Neat, I’ll have to snag this.
I’ll have to take a look at it too.
When I was a boy back in the 50’s, I bumped into Alfred Wegener’s book on plate tectonics. I raced to school with it and showed it to my science teacher who pooh-poohed the idea. I remember walking away saying to myself that the teacher was wrong and that somehow what Wegener said just “felt” right and it made sense. I also remember feeling vindicated — as if I had anything to do with it :-) when plate tectonics was shown to actually exist.
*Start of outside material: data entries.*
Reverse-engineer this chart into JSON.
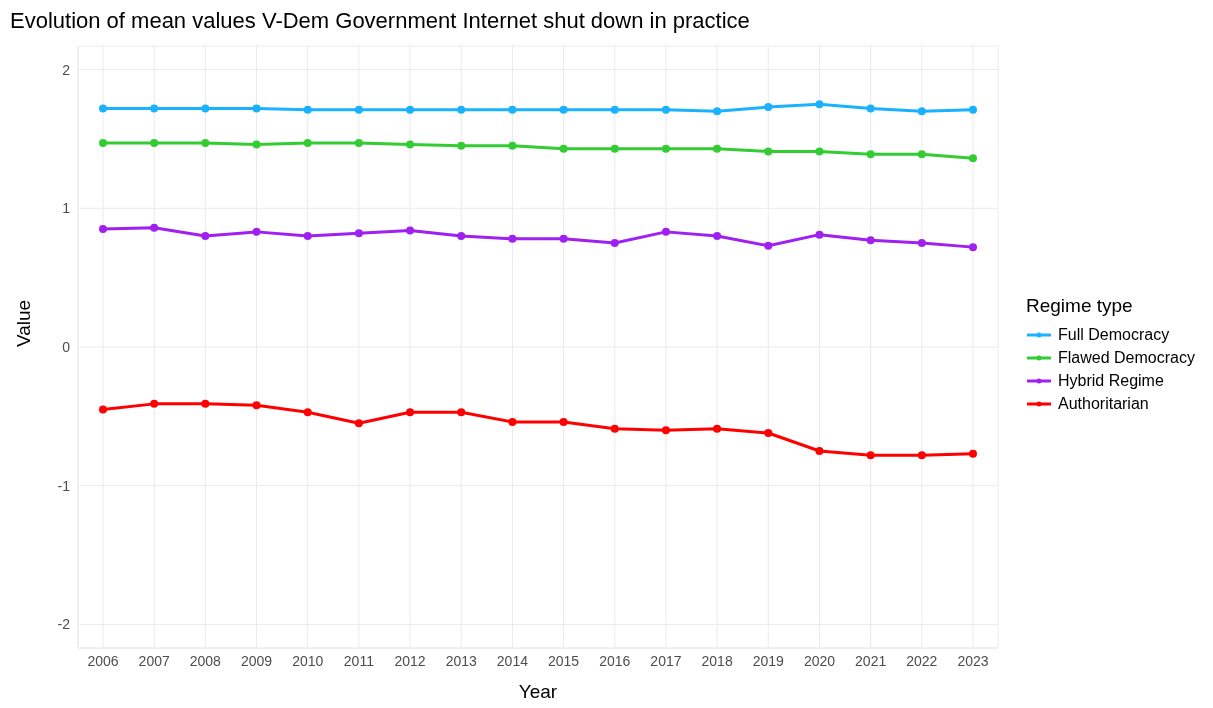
{
  "chart_data": {
    "type": "line",
    "title": "Evolution of mean values V-Dem Government Internet shut down in practice",
    "xlabel": "Year",
    "ylabel": "Value",
    "legend_title": "Regime type",
    "categories": [
      "2006",
      "2007",
      "2008",
      "2009",
      "2010",
      "2011",
      "2012",
      "2013",
      "2014",
      "2015",
      "2016",
      "2017",
      "2018",
      "2019",
      "2020",
      "2021",
      "2022",
      "2023"
    ],
    "series": [
      {
        "name": "Full Democracy",
        "color": "#1ab2ff",
        "values": [
          1.72,
          1.72,
          1.72,
          1.72,
          1.71,
          1.71,
          1.71,
          1.71,
          1.71,
          1.71,
          1.71,
          1.71,
          1.7,
          1.73,
          1.75,
          1.72,
          1.7,
          1.71
        ]
      },
      {
        "name": "Flawed Democracy",
        "color": "#33cc33",
        "values": [
          1.47,
          1.47,
          1.47,
          1.46,
          1.47,
          1.47,
          1.46,
          1.45,
          1.45,
          1.43,
          1.43,
          1.43,
          1.43,
          1.41,
          1.41,
          1.39,
          1.39,
          1.36
        ]
      },
      {
        "name": "Hybrid Regime",
        "color": "#a020f0",
        "values": [
          0.85,
          0.86,
          0.8,
          0.83,
          0.8,
          0.82,
          0.84,
          0.8,
          0.78,
          0.78,
          0.75,
          0.83,
          0.8,
          0.73,
          0.81,
          0.77,
          0.75,
          0.72
        ]
      },
      {
        "name": "Authoritarian",
        "color": "#ff0000",
        "values": [
          -0.45,
          -0.41,
          -0.41,
          -0.42,
          -0.47,
          -0.55,
          -0.47,
          -0.47,
          -0.54,
          -0.54,
          -0.59,
          -0.6,
          -0.59,
          -0.62,
          -0.75,
          -0.78,
          -0.78,
          -0.77
        ]
      }
    ],
    "ylim": [
      -2.17,
      2.17
    ],
    "yticks": [
      -2,
      -1,
      0,
      1,
      2
    ],
    "grid": true,
    "legend": "right",
    "marker": "circle",
    "line_style": "solid"
  }
}
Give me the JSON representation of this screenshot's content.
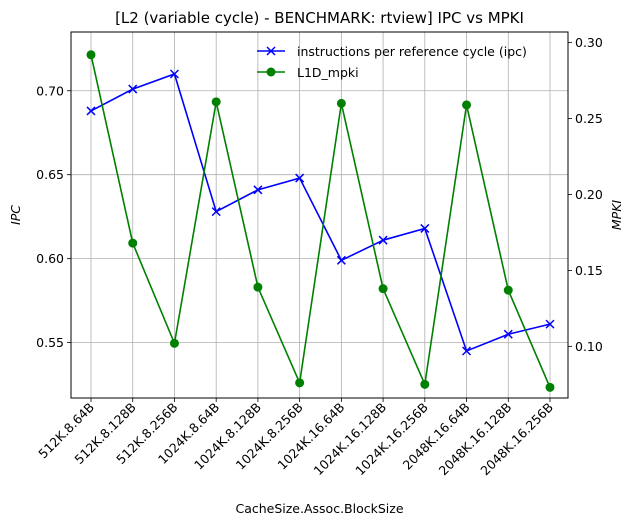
{
  "chart_data": {
    "type": "line",
    "title": "[L2 (variable cycle) - BENCHMARK: rtview]  IPC vs MPKI",
    "xlabel": "CacheSize.Assoc.BlockSize",
    "ylabel_left": "IPC",
    "ylabel_right": "MPKI",
    "categories": [
      "512K.8.64B",
      "512K.8.128B",
      "512K.8.256B",
      "1024K.8.64B",
      "1024K.8.128B",
      "1024K.8.256B",
      "1024K.16.64B",
      "1024K.16.128B",
      "1024K.16.256B",
      "2048K.16.64B",
      "2048K.16.128B",
      "2048K.16.256B"
    ],
    "ylim_left": [
      0.517,
      0.735
    ],
    "ylim_right": [
      0.066,
      0.307
    ],
    "yticks_left": [
      0.55,
      0.6,
      0.65,
      0.7
    ],
    "yticks_left_labels": [
      "0.55",
      "0.60",
      "0.65",
      "0.70"
    ],
    "yticks_right": [
      0.1,
      0.15,
      0.2,
      0.25,
      0.3
    ],
    "yticks_right_labels": [
      "0.10",
      "0.15",
      "0.20",
      "0.25",
      "0.30"
    ],
    "grid": true,
    "legend": "top-right",
    "series": [
      {
        "name": "instructions per reference cycle (ipc)",
        "axis": "left",
        "color": "#0000ff",
        "marker": "x",
        "values": [
          0.688,
          0.701,
          0.71,
          0.628,
          0.641,
          0.648,
          0.599,
          0.611,
          0.618,
          0.545,
          0.555,
          0.561
        ]
      },
      {
        "name": "L1D_mpki",
        "axis": "right",
        "color": "#008000",
        "marker": "o",
        "values": [
          0.292,
          0.168,
          0.102,
          0.261,
          0.139,
          0.076,
          0.26,
          0.138,
          0.075,
          0.259,
          0.137,
          0.073
        ]
      }
    ]
  }
}
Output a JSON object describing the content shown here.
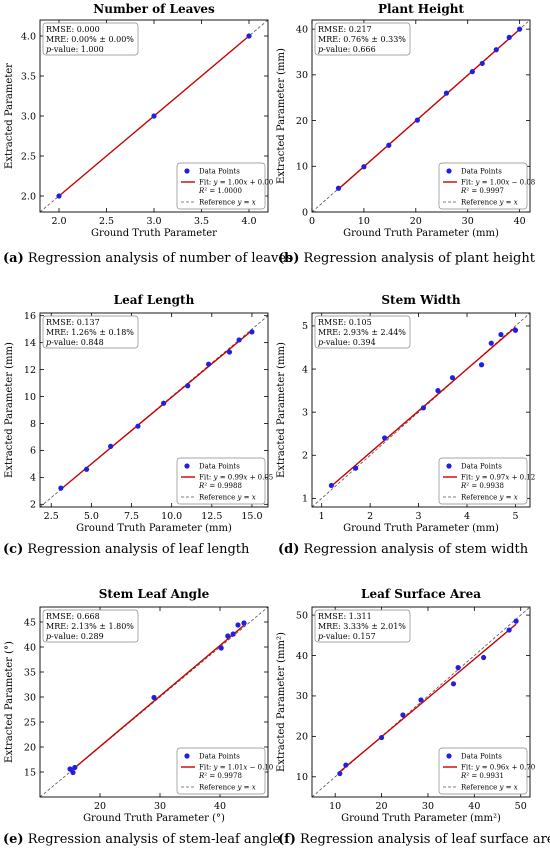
{
  "chart_data": [
    {
      "type": "scatter",
      "title": "Number of Leaves",
      "xlabel": "Ground Truth Parameter",
      "ylabel": "Extracted Parameter",
      "xlim": [
        1.8,
        4.2
      ],
      "ylim": [
        1.8,
        4.2
      ],
      "xticks": [
        "2.0",
        "2.5",
        "3.0",
        "3.5",
        "4.0"
      ],
      "yticks": [
        "2.0",
        "2.5",
        "3.0",
        "3.5",
        "4.0"
      ],
      "stats": [
        "RMSE: 0.000",
        "MRE: 0.00% ± 0.00%",
        "p-value: 1.000"
      ],
      "legend_position": "bottom-right",
      "legend": [
        "Data Points",
        "Fit: y = 1.00x + 0.00",
        "R² = 1.0000",
        "Reference y = x"
      ],
      "fit": {
        "slope": 1.0,
        "intercept": 0.0
      },
      "x": [
        2,
        3,
        4
      ],
      "y": [
        2,
        3,
        4
      ],
      "caption_letter": "(a)",
      "caption_text": " Regression analysis of number of leaves",
      "colors": {
        "points": "#2020e0",
        "fit": "#cc0000",
        "reference": "#555555"
      }
    },
    {
      "type": "scatter",
      "title": "Plant Height",
      "xlabel": "Ground Truth Parameter (mm)",
      "ylabel": "Extracted Parameter (mm)",
      "xlim": [
        0,
        42
      ],
      "ylim": [
        0,
        42
      ],
      "xticks": [
        "0",
        "10",
        "20",
        "30",
        "40"
      ],
      "yticks": [
        "0",
        "10",
        "20",
        "30",
        "40"
      ],
      "stats": [
        "RMSE: 0.217",
        "MRE: 0.76% ± 0.33%",
        "p-value: 0.666"
      ],
      "legend_position": "bottom-right",
      "legend": [
        "Data Points",
        "Fit: y = 1.00x − 0.08",
        "R² = 0.9997",
        "Reference y = x"
      ],
      "fit": {
        "slope": 1.0,
        "intercept": -0.08
      },
      "x": [
        5.1,
        10.0,
        14.8,
        20.3,
        25.9,
        30.9,
        32.8,
        35.5,
        38.0,
        40.0
      ],
      "y": [
        5.2,
        9.9,
        14.6,
        20.1,
        26.0,
        30.7,
        32.5,
        35.5,
        38.2,
        40.0
      ],
      "caption_letter": "(b)",
      "caption_text": " Regression analysis of plant height",
      "colors": {
        "points": "#2020e0",
        "fit": "#cc0000",
        "reference": "#555555"
      }
    },
    {
      "type": "scatter",
      "title": "Leaf Length",
      "xlabel": "Ground Truth Parameter (mm)",
      "ylabel": "Extracted Parameter (mm)",
      "xlim": [
        1.8,
        16.0
      ],
      "ylim": [
        1.8,
        16.2
      ],
      "xticks": [
        "2.5",
        "5.0",
        "7.5",
        "10.0",
        "12.5",
        "15.0"
      ],
      "yticks": [
        "2",
        "4",
        "6",
        "8",
        "10",
        "12",
        "14",
        "16"
      ],
      "stats": [
        "RMSE: 0.137",
        "MRE: 1.26% ± 0.18%",
        "p-value: 0.848"
      ],
      "legend_position": "bottom-right",
      "legend": [
        "Data Points",
        "Fit: y = 0.99x + 0.05",
        "R² = 0.9988",
        "Reference y = x"
      ],
      "fit": {
        "slope": 0.99,
        "intercept": 0.05
      },
      "x": [
        3.1,
        4.7,
        6.2,
        7.9,
        9.5,
        11.0,
        12.3,
        13.6,
        14.2,
        15.0
      ],
      "y": [
        3.2,
        4.6,
        6.3,
        7.8,
        9.5,
        10.8,
        12.4,
        13.3,
        14.2,
        14.8
      ],
      "caption_letter": "(c)",
      "caption_text": " Regression analysis of leaf length",
      "colors": {
        "points": "#2020e0",
        "fit": "#cc0000",
        "reference": "#555555"
      }
    },
    {
      "type": "scatter",
      "title": "Stem Width",
      "xlabel": "Ground Truth Parameter (mm)",
      "ylabel": "Extracted Parameter (mm)",
      "xlim": [
        0.8,
        5.3
      ],
      "ylim": [
        0.8,
        5.3
      ],
      "xticks": [
        "1",
        "2",
        "3",
        "4",
        "5"
      ],
      "yticks": [
        "1",
        "2",
        "3",
        "4",
        "5"
      ],
      "stats": [
        "RMSE: 0.105",
        "MRE: 2.93% ± 2.44%",
        "p-value: 0.394"
      ],
      "legend_position": "bottom-right",
      "legend": [
        "Data Points",
        "Fit: y = 0.97x + 0.12",
        "R² = 0.9938",
        "Reference y = x"
      ],
      "fit": {
        "slope": 0.97,
        "intercept": 0.12
      },
      "x": [
        1.2,
        1.7,
        2.3,
        3.1,
        3.4,
        3.7,
        4.3,
        4.5,
        4.7,
        5.0
      ],
      "y": [
        1.3,
        1.7,
        2.4,
        3.1,
        3.5,
        3.8,
        4.1,
        4.6,
        4.8,
        4.9
      ],
      "caption_letter": "(d)",
      "caption_text": " Regression analysis of stem width",
      "colors": {
        "points": "#2020e0",
        "fit": "#cc0000",
        "reference": "#555555"
      }
    },
    {
      "type": "scatter",
      "title": "Stem Leaf Angle",
      "xlabel": "Ground Truth Parameter (°)",
      "ylabel": "Extracted Parameter (°)",
      "xlim": [
        10,
        48
      ],
      "ylim": [
        10,
        48
      ],
      "xticks": [
        "20",
        "30",
        "40"
      ],
      "yticks": [
        "15",
        "20",
        "25",
        "30",
        "35",
        "40",
        "45"
      ],
      "stats": [
        "RMSE: 0.668",
        "MRE: 2.13% ± 1.80%",
        "p-value: 0.289"
      ],
      "legend_position": "bottom-right",
      "legend": [
        "Data Points",
        "Fit: y = 1.01x − 0.10",
        "R² = 0.9978",
        "Reference y = x"
      ],
      "fit": {
        "slope": 1.01,
        "intercept": -0.1
      },
      "x": [
        15.0,
        15.5,
        15.8,
        29.0,
        40.2,
        41.3,
        42.2,
        43.0,
        44.0
      ],
      "y": [
        15.6,
        14.9,
        15.9,
        29.9,
        39.8,
        42.2,
        42.6,
        44.4,
        44.8
      ],
      "caption_letter": "(e)",
      "caption_text": " Regression analysis of stem-leaf angle",
      "colors": {
        "points": "#2020e0",
        "fit": "#cc0000",
        "reference": "#555555"
      }
    },
    {
      "type": "scatter",
      "title": "Leaf Surface Area",
      "xlabel": "Ground Truth Parameter (mm²)",
      "ylabel": "Extracted Parameter (mm²)",
      "xlim": [
        5,
        52
      ],
      "ylim": [
        5,
        52
      ],
      "xticks": [
        "10",
        "20",
        "30",
        "40",
        "50"
      ],
      "yticks": [
        "10",
        "20",
        "30",
        "40",
        "50"
      ],
      "stats": [
        "RMSE: 1.311",
        "MRE: 3.33% ± 2.01%",
        "p-value: 0.157"
      ],
      "legend_position": "bottom-right",
      "legend": [
        "Data Points",
        "Fit: y = 0.96x + 0.70",
        "R² = 0.9931",
        "Reference y = x"
      ],
      "fit": {
        "slope": 0.96,
        "intercept": 0.7
      },
      "x": [
        11.0,
        12.3,
        20.0,
        24.6,
        28.5,
        35.5,
        36.5,
        42.0,
        47.5,
        49.0
      ],
      "y": [
        10.8,
        12.9,
        19.7,
        25.3,
        29.0,
        33.0,
        37.0,
        39.5,
        46.3,
        48.5
      ],
      "caption_letter": "(f)",
      "caption_text": " Regression analysis of leaf surface area",
      "colors": {
        "points": "#2020e0",
        "fit": "#cc0000",
        "reference": "#555555"
      }
    }
  ]
}
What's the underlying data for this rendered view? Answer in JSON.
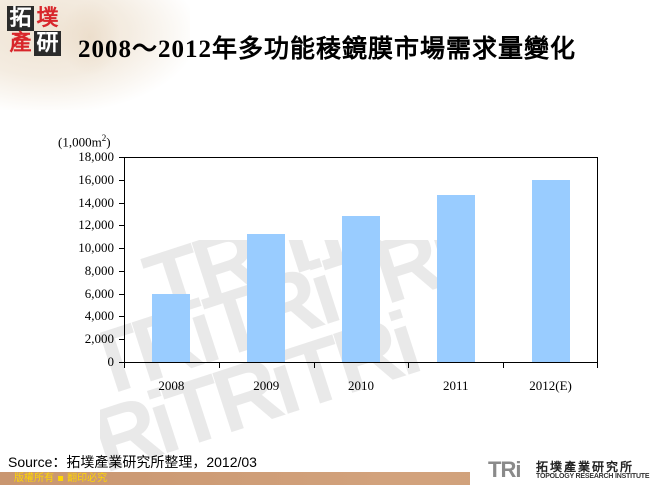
{
  "header": {
    "logo_chars": [
      "拓",
      "墣",
      "產",
      "研"
    ],
    "title": "2008～2012年多功能稜鏡膜市場需求量變化"
  },
  "chart_data": {
    "type": "bar",
    "title": "2008～2012年多功能稜鏡膜市場需求量變化",
    "xlabel": "",
    "ylabel": "(1,000m2)",
    "unit_label": "(1,000m",
    "unit_sup": "2",
    "unit_close": ")",
    "categories": [
      "2008",
      "2009",
      "2010",
      "2011",
      "2012(E)"
    ],
    "values": [
      6000,
      11200,
      12800,
      14700,
      16000
    ],
    "ylim": [
      0,
      18000
    ],
    "yticks": [
      "18,000",
      "16,000",
      "14,000",
      "12,000",
      "10,000",
      "8,000",
      "6,000",
      "4,000",
      "2,000",
      "0"
    ],
    "ytick_values": [
      18000,
      16000,
      14000,
      12000,
      10000,
      8000,
      6000,
      4000,
      2000,
      0
    ],
    "bar_color": "#99ccff",
    "grid": false,
    "legend": "none"
  },
  "source": {
    "text": "Source：拓墣產業研究所整理，2012/03"
  },
  "footer": {
    "copyright": "版權所有 ▪ 翻印必究",
    "brand_mark": "TRi",
    "brand_cn": "拓墣產業研究所",
    "brand_en": "TOPOLOGY RESEARCH INSTITUTE",
    "band_color": "#c99670",
    "text_color": "#ffd700"
  },
  "watermark": {
    "text": "TRiTRiTRi"
  }
}
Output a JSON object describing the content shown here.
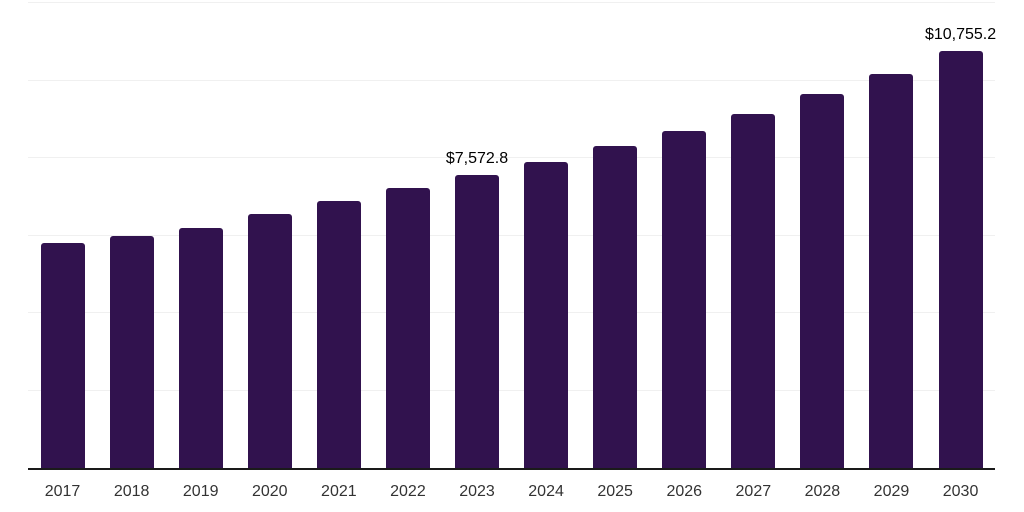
{
  "chart_data": {
    "type": "bar",
    "title": "",
    "xlabel": "",
    "ylabel": "",
    "categories": [
      "2017",
      "2018",
      "2019",
      "2020",
      "2021",
      "2022",
      "2023",
      "2024",
      "2025",
      "2026",
      "2027",
      "2028",
      "2029",
      "2030"
    ],
    "values": [
      5805,
      5990,
      6190,
      6565,
      6895,
      7220,
      7572.8,
      7900,
      8310,
      8695,
      9135,
      9645,
      10165,
      10755.2
    ],
    "data_labels": [
      {
        "category": "2023",
        "text": "$7,572.8"
      },
      {
        "category": "2030",
        "text": "$10,755.2"
      }
    ],
    "ylim": [
      0,
      12000
    ],
    "gridline_interval": 2000,
    "grid": true,
    "y_tick_labels_shown": false,
    "legend_position": "none",
    "colors": {
      "bar": "#31124e",
      "axis_line": "#1a1a1a",
      "gridline": "#f0f0f0",
      "tick_label": "#333333",
      "data_label": "#000000",
      "background": "#ffffff"
    }
  }
}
After reading Peter D. Wards, Out of Thin Air, I have the same feeling I did as a boy with Wegener. This just “feels” right. This book though also has a lot of hard data suggesting the basic hypothesis. This definitely is going to cause a paradigm shift in how we look at the evolution of life. Are all the author’s hypotheses going to be borne out in the way he suggests? Likely not. As evidence accumulates there will undoubtedly be some shifts and some new hypotheses, but I also have no doubt at all that the major theme: that much of life’s evolution was driven mainly by varying oxygen levels will be fully accepted.
I also am going to be VERY nice to my birds from now on. Heck, the avians may one day be the dominant phylum if O2 levels drop again and I’d want them to be very understanding of us poor oxygen deprived mammals.